Keywords

1 Introduction

Pseudo-relevance feedback (PRF) has been proven effective for improving retrieval performance. The basic idea is to assume a certain number of top-ranked documents as relevant and select expansion terms from these documents to refine the query representation [18]. A fundamental question is whether the feedback information are truly relevant to the query. Cao et al. [4] show that the expansion process indeed adds more bad terms than good ones, and the proportions of bad terms in different collections are different. This means that there is noise in the expansion terms and we can not always trust the expansion information. Thus, we need to carefully balance the original query model and the expansion model derived from the feedback documents. If we over-trust the feedback information, the retrieval performance can be harmed due to the noise in the expansion model. If we under-trust it, we will not be able to take full advantage of the feedback information. Currently, the balance parameter is often manually tested and set to a fixed value across queries for a specific collection, to combine the original query and the expansion terms derived from the feedback documents. Due to the difference between different collections and different queries, this parameter should be set differently. Recently, Lv and Zhai [10] present a learning approach to adaptively predict the optimal weight of the original query model for different queries and collections. They explore a number of features and combine them using a regression approach for the prediction. The features they used are mostly based on the original query and feedback information, yet do not sufficiently consider features of the candidate expansion terms and the collection.

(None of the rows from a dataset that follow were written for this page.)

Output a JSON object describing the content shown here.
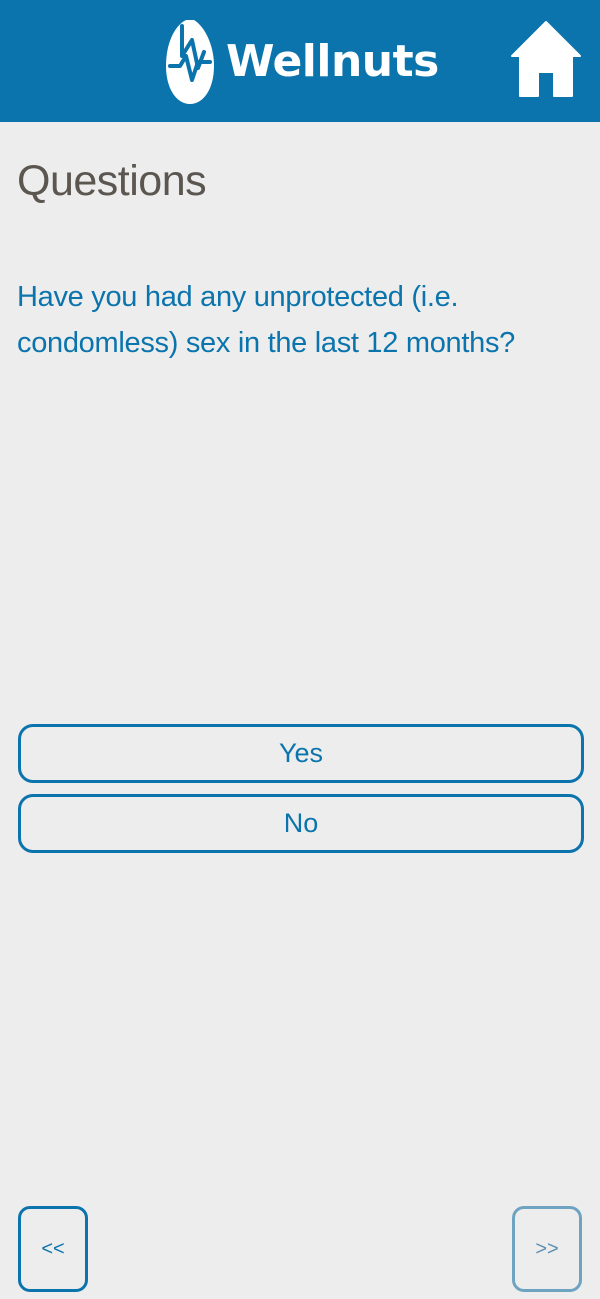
{
  "header": {
    "brand_name": "Wellnuts",
    "logo_icon": "wellnuts-logo-icon",
    "home_icon": "home-icon",
    "background_color": "#0b74ad"
  },
  "page": {
    "title": "Questions"
  },
  "question": {
    "text": "Have you had any unprotected (i.e. condomless) sex in the last 12 months?"
  },
  "answers": [
    {
      "label": "Yes"
    },
    {
      "label": "No"
    }
  ],
  "navigation": {
    "prev_label": "<<",
    "next_label": ">>"
  },
  "colors": {
    "accent": "#0b74ad",
    "title_text": "#5c5650",
    "background": "#ededed"
  }
}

It has long been recognized in information retrieval that document collection has a great impact on the performance of a retrieval model [17]. In this paper, we propose and systematically investigate a set of collection-based features about queries, feedback documents and candidate terms, which are complementary to the features used in Lv and Zhai [10]. Specifically, three types of features are studied, including (1) Information amount of query: we suppose that a query is more reliable when it carries more information; (2) Reliability of feedback documents; (3) Reliability of candidate terms: We will trust the feedback documents and candidate terms only when they are highly reliable. The proposed features are feed into a logistic regression model to predict the feedback parameter.

2 Related Work

Pseudo-relevance feedback has been implemented in different retrieval models: e.g., vector space model, probabilistic model, and language model. In the vector space model [6], feedback is usually done by using the Rocchio algorithm, which forms a new query vector by maximizing its similarity to relevant documents and minimizing its similarity to non-relevant document. The feedback method in classical probabilistic models [3, 16] is to select expanded terms primarily based on Robertson/Sparck-Jones weight. In the language modeling approaches [9, 20], relevance feedback can be implemented through estimating a query language model or relevance model through exploiting a set of feedback documents. All those works used a fixed parameter to control the balance parameter between original query and feedback information.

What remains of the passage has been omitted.